To run the agent, you need to provide an API key for one of the supported LLM providers. Configuration is stored locally in a file on the SD card and is configured directly in the app. For speech transcription, you can use, for example, SiliconFlow SenseVoice Small; for visual understanding, a VLM model via OpenRouter.

What this means for Czech users

As technically impressive as X-OmniClaw sounds, for the average Czech user it currently has a rather experimental character. It is not localized into Czech — all interface, documentation, and supported language models communicate primarily in English, or possibly Chinese. Voice control does not yet support Czech. Installation requires manual APK download from GitHub (so-called sideloading), which carries security risks if you don't know what you're doing.

Nevertheless, it's an important signal. Open code means that anyone — including Czech developers — can modify X-OmniClaw, translate it into Czech, and connect it to local models.
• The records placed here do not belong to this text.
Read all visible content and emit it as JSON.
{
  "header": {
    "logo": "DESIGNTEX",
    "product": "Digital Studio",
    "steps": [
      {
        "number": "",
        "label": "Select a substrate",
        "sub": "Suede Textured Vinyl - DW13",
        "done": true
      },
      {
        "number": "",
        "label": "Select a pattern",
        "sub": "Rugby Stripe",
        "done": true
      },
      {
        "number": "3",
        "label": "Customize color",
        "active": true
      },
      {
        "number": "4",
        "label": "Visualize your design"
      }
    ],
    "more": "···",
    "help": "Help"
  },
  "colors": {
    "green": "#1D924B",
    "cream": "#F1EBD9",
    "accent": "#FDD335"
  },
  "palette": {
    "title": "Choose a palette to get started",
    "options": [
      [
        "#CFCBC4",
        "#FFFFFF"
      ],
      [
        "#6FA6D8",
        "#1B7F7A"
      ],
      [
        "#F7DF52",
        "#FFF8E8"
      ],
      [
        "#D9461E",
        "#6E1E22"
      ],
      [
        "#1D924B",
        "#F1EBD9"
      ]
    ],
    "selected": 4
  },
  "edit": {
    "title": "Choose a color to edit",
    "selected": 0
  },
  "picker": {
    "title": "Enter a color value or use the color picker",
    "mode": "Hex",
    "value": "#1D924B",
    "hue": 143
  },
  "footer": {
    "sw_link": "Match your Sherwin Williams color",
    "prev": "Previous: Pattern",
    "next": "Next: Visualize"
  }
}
With the growing availability of open-source language models supporting Slavic languages, the path is opening to an autonomous assistant that truly understands Czech and runs fully on your phone.

Does X-OmniClaw require a constant internet connection?

Partially. Core perception and control operations run on-device, but for complex reasoning the agent calls a cloud language model. Technically, it's possible to connect it to a local model via Ollama and run completely offline, but performance will depend on your device's power and the quality of the local model.

Does X-OmniClaw support iPhones or other platforms?

No, X-OmniClaw is designed exclusively for Android 8.0 and higher. There is no version for iOS, due to the closed nature of the Apple ecosystem, which doesn't allow the same level of system permissions needed for autonomous app control.

Which model is best suited for X-OmniClaw?

The Oppo team recommends models with multimodal support (the ability to process images), such as Qwen 3.6 Flash via OpenRouter, Claude Opus 4 from Anthropic, or GPT-4.1 from OpenAI. For speech transcription, SenseVoice Small via SiliconFlow has proven effective.